Blood clots usually form in the veins of the legs and can cause a medical condition known as deep vein thrombosis. Clots can be caused by several different sets of circumstances, including prolonged immobilization, surgery, heart problems or severe obesity. Some prescriptions, most notably, oral contraceptives, are also linked to formation of blood clots. Preventing a blood clot from forming is obviously the best way to avoid blood clot pain, but this is not always possible.
Unnecessary clotting of the blood, or blood cells sticking together when they should not, causes blood clots. The methods of blood clot pain reduction, therefore, aim to break up the clot that is causing painful swelling. One way to ease blood clot pain is to elevate the affected area above heart level. For example, if a blood clot forms in your leg, you should recline with your leg propped up high enough to rest above your heart and relieve pressure on the clot. Wearing special garments called compression stockings can help relieve swelling as well as prevent further blood clots from forming in the legs.
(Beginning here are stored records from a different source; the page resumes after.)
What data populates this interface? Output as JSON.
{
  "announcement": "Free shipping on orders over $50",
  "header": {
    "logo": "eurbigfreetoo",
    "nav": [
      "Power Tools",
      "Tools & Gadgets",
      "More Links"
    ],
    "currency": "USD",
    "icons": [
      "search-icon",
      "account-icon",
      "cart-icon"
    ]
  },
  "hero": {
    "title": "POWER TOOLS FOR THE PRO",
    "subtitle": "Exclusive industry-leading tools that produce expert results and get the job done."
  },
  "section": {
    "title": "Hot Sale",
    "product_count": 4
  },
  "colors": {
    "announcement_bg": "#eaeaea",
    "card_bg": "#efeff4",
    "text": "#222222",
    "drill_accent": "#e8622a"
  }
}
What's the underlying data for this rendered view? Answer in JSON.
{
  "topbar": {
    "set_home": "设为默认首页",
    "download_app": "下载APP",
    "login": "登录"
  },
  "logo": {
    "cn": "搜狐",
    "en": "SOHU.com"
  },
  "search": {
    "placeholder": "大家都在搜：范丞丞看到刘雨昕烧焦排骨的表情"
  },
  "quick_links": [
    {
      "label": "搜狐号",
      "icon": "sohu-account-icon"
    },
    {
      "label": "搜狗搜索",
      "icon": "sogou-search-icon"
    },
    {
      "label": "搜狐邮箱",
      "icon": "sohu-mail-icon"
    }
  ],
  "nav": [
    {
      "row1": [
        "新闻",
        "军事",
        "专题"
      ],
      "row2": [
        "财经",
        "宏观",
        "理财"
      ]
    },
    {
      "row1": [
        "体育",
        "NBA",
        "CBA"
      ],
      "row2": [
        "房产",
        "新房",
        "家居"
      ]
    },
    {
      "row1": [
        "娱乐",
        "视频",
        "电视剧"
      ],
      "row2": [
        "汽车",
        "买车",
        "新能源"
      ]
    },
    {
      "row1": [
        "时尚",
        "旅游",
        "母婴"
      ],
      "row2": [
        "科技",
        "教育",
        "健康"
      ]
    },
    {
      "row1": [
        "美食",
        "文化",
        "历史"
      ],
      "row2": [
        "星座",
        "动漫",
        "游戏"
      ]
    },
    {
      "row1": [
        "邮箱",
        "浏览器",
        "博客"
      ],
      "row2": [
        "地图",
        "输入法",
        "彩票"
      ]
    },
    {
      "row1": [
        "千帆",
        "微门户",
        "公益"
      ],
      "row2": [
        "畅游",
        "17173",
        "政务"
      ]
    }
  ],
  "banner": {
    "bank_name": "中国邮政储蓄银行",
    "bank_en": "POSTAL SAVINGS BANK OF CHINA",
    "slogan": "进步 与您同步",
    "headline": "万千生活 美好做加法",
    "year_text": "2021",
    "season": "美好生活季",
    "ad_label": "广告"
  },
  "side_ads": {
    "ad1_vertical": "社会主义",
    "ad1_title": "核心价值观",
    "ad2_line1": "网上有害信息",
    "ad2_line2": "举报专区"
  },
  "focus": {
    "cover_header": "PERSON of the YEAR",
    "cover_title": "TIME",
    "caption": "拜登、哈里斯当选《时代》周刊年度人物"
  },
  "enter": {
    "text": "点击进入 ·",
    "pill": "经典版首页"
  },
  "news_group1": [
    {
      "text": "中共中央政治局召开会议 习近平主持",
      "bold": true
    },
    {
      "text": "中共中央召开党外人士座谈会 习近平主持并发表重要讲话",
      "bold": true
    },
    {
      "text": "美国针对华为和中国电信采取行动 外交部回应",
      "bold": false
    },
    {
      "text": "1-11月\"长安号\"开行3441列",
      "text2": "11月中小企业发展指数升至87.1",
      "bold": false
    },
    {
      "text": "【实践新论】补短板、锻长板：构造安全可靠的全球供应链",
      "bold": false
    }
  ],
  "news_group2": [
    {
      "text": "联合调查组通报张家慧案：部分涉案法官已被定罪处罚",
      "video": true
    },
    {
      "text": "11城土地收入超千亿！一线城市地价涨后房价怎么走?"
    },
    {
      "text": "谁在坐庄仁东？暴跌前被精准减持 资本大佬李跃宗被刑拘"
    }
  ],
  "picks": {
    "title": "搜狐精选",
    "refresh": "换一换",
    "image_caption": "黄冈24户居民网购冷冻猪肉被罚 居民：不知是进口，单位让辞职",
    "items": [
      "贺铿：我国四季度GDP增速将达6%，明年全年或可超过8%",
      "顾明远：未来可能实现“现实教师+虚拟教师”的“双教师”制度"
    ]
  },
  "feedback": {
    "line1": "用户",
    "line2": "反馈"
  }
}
Applying moist heat to the affected area can also help break up a blood clot and, consequently, relieve pain. A warm, wet compress can be pressed against the swollen or painful area, or you can soak in a warm bath. Heat will help temporarily relieve pain and possibly help break up a blood clot, but the best way to make sure a blood clot is treated is to have a doctor prescribe an anticoagulant medication. Anticoagulant drugs can be injected or taken orally and help to thin out the blood and reduce clotting. Aspirin, which is available in drugstores without a prescription, also has blood-thinning properties; after a blood clot is treated, doctors may recommend beginning a daily aspirin regimen to reduce the risk of future clots.